Depreciation of Rupee
- 30 Oct 2020
- 2 min read
Why in News
Recently, the Indian rupee depreciated below the 74 levels against the US dollar.
- The rupee depreciated by 16 paise to settle against the previous low of August 73.87 against the US dollar.
- The rupee depreciation is on account of global risk aversion. The investors are preferring a stable US dollar over rupee.
- Under risk aversion, an investor prefers lower returns with known risks rather than higher returns with unknown risks.
- The US dollar is advancing not only against the rupee but also against major currencies due to the surging Covid-19 cases.
- The escalating Covid-19 cases in Europe has stoked fears across markets that fresh lockdowns would further hit the already fragile economic recovery.

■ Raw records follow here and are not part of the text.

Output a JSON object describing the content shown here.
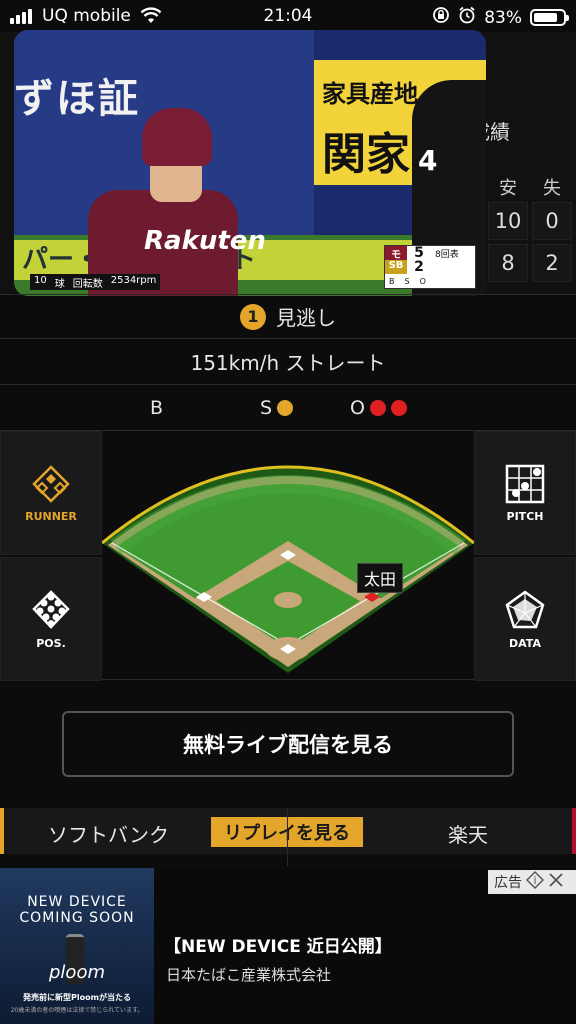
{
  "status_bar": {
    "carrier": "UQ mobile",
    "time": "21:04",
    "battery": "83%",
    "battery_level": 0.83
  },
  "stats_bg": {
    "label": "成績",
    "headers": [
      "安",
      "失"
    ],
    "rows": [
      [
        "10",
        "0"
      ],
      [
        "8",
        "2"
      ]
    ]
  },
  "video": {
    "sign_left": "ずほ証",
    "sign_right_top": "家具産地",
    "sign_right_bottom": "関家",
    "banner": "パー・競輪・オート",
    "jersey": "Rakuten",
    "ump_number": "4",
    "info": [
      "10",
      "球",
      "回転数",
      "2534rpm"
    ],
    "score": {
      "team1": "モ",
      "team1_score": "5",
      "team2": "SB",
      "team2_score": "2",
      "inning": "8回表",
      "count": [
        "B",
        "S",
        "O"
      ]
    }
  },
  "pitch": {
    "number": "1",
    "result": "見逃し",
    "speed_type": "151km/h ストレート"
  },
  "count": {
    "b_label": "B",
    "s_label": "S",
    "o_label": "O",
    "balls": 0,
    "strikes": 1,
    "outs": 2,
    "strike_color": "#e3a52a",
    "out_color": "#e02020"
  },
  "side_buttons": {
    "runner": "RUNNER",
    "pitch": "PITCH",
    "pos": "POS.",
    "data": "DATA"
  },
  "field": {
    "runner_name": "太田"
  },
  "live_button": "無料ライブ配信を見る",
  "teams": {
    "left": "ソフトバンク",
    "replay": "リプレイを見る",
    "right": "楽天",
    "left_color": "#e3a52a",
    "right_color": "#b2112d"
  },
  "ad": {
    "badge": "広告",
    "image_line1": "NEW DEVICE",
    "image_line2": "COMING SOON",
    "image_brand": "ploom",
    "image_line3": "発売前に新型Ploomが当たる",
    "image_line4": "20歳未満の者の喫煙は法律で禁じられています。",
    "title": "【NEW DEVICE 近日公開】",
    "sponsor": "日本たばこ産業株式会社"
  }
}
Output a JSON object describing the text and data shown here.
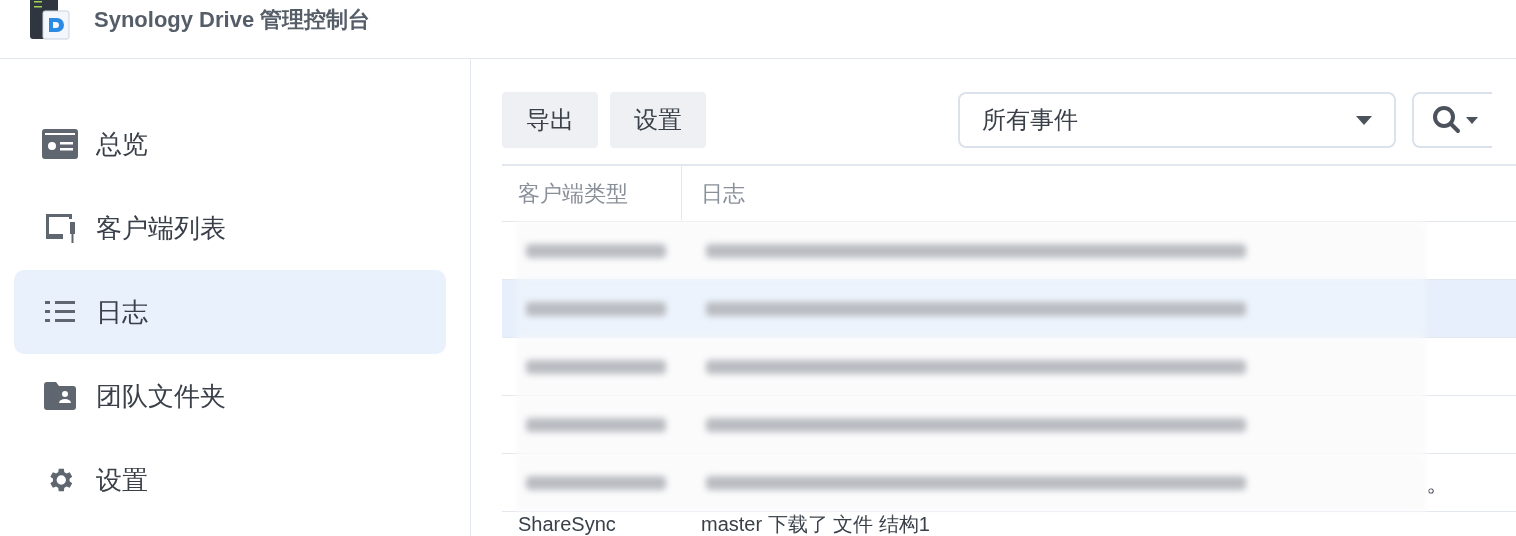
{
  "header": {
    "title": "Synology Drive 管理控制台"
  },
  "sidebar": {
    "items": [
      {
        "label": "总览",
        "kind": "overview",
        "selected": false
      },
      {
        "label": "客户端列表",
        "kind": "clients",
        "selected": false
      },
      {
        "label": "日志",
        "kind": "log",
        "selected": true
      },
      {
        "label": "团队文件夹",
        "kind": "team",
        "selected": false
      },
      {
        "label": "设置",
        "kind": "settings",
        "selected": false
      }
    ]
  },
  "toolbar": {
    "buttons": [
      "导出",
      "设置"
    ],
    "filter": {
      "value": "所有事件"
    }
  },
  "table": {
    "columns": [
      "客户端类型",
      "日志"
    ],
    "rows": [
      {
        "kind": "blurred",
        "selected": false
      },
      {
        "kind": "blurred",
        "selected": true
      },
      {
        "kind": "blurred",
        "selected": false
      },
      {
        "kind": "blurred",
        "selected": false
      },
      {
        "kind": "blurred",
        "selected": false,
        "visible_tail": "。"
      },
      {
        "kind": "text",
        "selected": false,
        "cells": [
          "ShareSync",
          "master 下载了 文件 结构1"
        ]
      }
    ]
  }
}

Appreciation and Depreciation of Currency
- In a floating exchange rate system, market forces (based on demand and supply of a currency) determine the value of a currency.
- Currency Appreciation: It is an increase in the value of one currency in relation to another currency.
- Currencies appreciate against each other for a variety of reasons, including government policy, interest rates, trade balances and business cycles.
- Currency appreciation discourages a country's export activity as its products and services become costlier to buy.
- Currency Depreciation: It is a fall in the value of a currency in a floating exchange rate system.
- Economic fundamentals, political instability, or risk aversion can cause currency depreciation.
- Currency depreciation encourages a country's export activity as its products and services become cheaper to buy.